A ‘two-blanket’ night

In the 1988 book, Recipes & Stories of Early-day Settlers, I included an account by William Paxton, the Platte County chronicler, describing his late-November 1839 overnight visit to Joseph Robidoux, founder of present-day St. Joseph. At the time, Paxton was a young attorney, and Robidoux was his client.

“His house was perched on the hillside,” Paxton wrote. “It was of logs on a stone basement. I was shown to my bed on a plank frame in the basement, and was given two blankets. I spread one blanket on the boards, and covered with the other. It was a cold, blustery night, and I nearly froze.”

“In the morning, before day, I heard Robidoux stirring in the room overhead, and I went up the rude ladder.
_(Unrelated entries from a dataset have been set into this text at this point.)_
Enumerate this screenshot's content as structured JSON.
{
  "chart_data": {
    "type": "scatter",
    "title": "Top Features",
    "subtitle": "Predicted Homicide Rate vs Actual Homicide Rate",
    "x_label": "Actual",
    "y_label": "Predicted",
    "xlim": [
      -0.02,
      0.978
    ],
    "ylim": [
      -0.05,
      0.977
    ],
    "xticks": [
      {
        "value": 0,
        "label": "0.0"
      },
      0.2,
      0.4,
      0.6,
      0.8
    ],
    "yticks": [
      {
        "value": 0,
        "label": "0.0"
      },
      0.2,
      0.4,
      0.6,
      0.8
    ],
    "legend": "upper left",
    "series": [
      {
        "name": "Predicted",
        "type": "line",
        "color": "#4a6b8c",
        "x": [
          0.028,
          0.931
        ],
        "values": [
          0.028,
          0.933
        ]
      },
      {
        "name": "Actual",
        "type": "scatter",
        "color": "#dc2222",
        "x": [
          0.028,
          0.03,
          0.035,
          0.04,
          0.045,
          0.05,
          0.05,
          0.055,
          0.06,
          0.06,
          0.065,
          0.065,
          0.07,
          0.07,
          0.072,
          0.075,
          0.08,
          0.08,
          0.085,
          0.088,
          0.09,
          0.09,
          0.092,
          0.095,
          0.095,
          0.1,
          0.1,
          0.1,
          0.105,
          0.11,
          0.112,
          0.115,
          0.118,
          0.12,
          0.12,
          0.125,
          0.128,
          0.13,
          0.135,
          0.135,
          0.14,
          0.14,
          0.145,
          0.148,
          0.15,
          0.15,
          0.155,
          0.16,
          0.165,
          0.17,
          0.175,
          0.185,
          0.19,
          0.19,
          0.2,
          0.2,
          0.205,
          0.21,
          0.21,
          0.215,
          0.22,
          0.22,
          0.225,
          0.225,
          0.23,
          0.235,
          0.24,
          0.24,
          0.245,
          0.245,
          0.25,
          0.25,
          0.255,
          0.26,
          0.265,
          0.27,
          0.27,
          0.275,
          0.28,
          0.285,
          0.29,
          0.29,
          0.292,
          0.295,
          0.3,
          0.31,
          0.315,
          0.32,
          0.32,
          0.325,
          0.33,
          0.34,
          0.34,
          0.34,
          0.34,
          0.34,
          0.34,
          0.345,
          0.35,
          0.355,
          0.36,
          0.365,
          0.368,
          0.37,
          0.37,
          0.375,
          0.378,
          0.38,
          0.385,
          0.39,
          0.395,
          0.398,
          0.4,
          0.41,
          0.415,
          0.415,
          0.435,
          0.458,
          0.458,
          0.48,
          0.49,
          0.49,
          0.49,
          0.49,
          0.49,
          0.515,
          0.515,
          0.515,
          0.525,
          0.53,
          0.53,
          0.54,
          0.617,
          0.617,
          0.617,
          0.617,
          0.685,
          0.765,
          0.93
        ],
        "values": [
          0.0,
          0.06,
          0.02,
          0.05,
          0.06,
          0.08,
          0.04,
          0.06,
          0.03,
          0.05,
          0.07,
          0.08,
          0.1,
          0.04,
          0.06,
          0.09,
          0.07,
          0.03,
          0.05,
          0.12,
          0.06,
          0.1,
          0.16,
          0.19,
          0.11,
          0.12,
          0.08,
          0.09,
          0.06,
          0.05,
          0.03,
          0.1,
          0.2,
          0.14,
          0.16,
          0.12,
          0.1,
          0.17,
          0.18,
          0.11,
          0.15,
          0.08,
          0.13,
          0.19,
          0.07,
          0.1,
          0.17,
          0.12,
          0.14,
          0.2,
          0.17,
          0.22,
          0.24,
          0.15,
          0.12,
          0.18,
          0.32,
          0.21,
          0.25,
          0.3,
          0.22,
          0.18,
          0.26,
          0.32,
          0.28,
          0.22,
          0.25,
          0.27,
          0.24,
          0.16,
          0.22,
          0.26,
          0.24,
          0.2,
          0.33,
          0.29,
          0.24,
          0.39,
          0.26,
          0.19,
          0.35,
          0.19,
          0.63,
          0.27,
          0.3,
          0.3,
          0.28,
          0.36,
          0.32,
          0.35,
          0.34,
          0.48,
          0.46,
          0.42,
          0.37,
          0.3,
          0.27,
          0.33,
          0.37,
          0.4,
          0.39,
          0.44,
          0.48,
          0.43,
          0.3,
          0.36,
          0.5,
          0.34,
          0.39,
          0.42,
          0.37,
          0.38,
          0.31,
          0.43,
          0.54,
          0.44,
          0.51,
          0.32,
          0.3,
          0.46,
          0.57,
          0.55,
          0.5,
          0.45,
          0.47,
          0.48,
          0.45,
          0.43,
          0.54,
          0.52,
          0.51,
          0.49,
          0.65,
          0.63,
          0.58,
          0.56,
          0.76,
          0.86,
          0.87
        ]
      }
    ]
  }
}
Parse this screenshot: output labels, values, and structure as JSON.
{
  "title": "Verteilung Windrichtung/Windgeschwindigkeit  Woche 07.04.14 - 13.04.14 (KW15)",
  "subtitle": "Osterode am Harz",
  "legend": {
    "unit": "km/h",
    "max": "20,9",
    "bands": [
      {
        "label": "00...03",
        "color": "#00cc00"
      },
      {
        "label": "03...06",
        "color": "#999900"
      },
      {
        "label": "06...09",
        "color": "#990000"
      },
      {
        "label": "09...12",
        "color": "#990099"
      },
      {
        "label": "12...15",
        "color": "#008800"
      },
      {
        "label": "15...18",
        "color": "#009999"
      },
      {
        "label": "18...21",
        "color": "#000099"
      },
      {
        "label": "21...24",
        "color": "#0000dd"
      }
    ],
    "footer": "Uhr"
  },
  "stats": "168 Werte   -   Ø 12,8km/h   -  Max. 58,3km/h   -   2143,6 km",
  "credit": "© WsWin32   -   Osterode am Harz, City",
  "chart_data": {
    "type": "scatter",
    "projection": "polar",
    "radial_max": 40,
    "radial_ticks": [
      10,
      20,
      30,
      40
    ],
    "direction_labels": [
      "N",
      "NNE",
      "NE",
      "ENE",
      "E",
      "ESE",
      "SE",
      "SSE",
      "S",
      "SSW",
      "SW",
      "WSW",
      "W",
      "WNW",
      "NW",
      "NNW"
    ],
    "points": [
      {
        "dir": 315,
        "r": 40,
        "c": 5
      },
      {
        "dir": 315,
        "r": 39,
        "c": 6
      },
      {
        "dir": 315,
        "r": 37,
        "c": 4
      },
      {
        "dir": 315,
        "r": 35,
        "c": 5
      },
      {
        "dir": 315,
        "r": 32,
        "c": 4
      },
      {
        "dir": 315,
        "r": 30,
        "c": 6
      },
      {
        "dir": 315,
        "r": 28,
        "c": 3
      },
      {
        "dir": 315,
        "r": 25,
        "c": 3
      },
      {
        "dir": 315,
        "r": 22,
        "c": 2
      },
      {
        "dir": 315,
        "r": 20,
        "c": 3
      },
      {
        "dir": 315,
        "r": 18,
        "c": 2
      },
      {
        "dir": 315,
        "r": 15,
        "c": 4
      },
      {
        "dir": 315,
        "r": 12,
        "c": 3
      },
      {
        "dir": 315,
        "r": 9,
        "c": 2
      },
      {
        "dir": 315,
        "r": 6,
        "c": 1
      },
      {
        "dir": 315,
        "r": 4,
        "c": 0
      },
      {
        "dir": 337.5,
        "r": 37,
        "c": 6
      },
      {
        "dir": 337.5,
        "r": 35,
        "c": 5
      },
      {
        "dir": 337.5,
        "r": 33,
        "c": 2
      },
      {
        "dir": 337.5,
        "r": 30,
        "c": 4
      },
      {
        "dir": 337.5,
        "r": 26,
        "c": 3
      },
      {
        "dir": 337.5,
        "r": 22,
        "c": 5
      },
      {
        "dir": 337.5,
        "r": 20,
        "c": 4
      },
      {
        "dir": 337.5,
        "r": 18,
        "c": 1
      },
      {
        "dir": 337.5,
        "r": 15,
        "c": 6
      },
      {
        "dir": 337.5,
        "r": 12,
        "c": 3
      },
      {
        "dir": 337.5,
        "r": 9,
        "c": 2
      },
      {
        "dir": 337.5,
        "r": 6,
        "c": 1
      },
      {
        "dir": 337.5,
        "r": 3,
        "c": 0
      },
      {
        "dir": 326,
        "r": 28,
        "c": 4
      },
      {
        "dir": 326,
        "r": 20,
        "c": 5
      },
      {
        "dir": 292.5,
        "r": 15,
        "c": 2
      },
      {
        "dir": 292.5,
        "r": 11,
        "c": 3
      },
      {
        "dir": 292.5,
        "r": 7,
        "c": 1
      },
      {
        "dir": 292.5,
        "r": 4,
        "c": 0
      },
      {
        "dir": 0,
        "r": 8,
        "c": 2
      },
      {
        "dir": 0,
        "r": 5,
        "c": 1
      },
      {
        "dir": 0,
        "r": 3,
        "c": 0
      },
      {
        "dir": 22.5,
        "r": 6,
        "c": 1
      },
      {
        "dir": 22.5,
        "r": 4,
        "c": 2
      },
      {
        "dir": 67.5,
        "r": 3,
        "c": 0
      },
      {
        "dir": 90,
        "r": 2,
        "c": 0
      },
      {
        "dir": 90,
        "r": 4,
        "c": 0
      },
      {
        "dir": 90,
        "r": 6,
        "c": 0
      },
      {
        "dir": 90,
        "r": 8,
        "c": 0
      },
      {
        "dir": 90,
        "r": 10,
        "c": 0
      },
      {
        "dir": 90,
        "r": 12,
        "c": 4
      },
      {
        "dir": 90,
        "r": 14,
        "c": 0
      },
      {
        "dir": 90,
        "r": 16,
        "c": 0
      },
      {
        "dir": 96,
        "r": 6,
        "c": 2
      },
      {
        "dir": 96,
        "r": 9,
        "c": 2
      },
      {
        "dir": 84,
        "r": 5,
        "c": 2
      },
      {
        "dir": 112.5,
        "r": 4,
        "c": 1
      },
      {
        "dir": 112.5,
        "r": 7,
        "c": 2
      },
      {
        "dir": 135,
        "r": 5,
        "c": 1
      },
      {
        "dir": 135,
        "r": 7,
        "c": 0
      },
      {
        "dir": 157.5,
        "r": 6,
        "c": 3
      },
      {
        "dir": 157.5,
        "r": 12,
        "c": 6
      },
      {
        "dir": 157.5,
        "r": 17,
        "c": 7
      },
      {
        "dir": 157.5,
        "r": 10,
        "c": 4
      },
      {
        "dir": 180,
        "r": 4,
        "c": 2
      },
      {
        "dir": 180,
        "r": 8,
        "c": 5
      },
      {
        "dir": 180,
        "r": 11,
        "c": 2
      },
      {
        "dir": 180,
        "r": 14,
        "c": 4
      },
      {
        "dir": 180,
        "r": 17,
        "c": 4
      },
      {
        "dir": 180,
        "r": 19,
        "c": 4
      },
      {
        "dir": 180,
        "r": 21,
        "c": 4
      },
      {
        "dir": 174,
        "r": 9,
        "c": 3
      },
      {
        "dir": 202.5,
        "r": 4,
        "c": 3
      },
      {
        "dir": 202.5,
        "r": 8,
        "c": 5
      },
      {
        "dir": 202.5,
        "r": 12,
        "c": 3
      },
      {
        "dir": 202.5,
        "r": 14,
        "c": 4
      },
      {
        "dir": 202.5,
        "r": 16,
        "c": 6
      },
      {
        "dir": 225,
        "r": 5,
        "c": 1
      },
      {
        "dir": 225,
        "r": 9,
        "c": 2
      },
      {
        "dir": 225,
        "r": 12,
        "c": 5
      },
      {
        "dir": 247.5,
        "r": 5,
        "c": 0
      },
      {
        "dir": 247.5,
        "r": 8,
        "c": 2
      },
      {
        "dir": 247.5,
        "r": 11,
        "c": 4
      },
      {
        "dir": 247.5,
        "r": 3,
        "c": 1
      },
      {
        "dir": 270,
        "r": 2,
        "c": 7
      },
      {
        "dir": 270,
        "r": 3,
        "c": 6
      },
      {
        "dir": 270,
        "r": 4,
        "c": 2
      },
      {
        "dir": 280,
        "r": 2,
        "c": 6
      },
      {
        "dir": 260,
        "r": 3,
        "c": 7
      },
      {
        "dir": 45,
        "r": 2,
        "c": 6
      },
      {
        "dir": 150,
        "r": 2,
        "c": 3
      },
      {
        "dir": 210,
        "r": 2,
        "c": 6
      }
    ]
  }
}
He asked me in his broken English, French and Indian how I had spent the night. I told him I had suffered from the cold. “What!” said he, “cold with two blankets?” I explained how I used the blankets.  He replied with contempt: “You haven’t got even Indian sense, or you would have wrapped up in them.”

Needless to say, we’ve come a long way since pioneer days. But when the winter “blahs” set in, we still find plenty of things to complain about.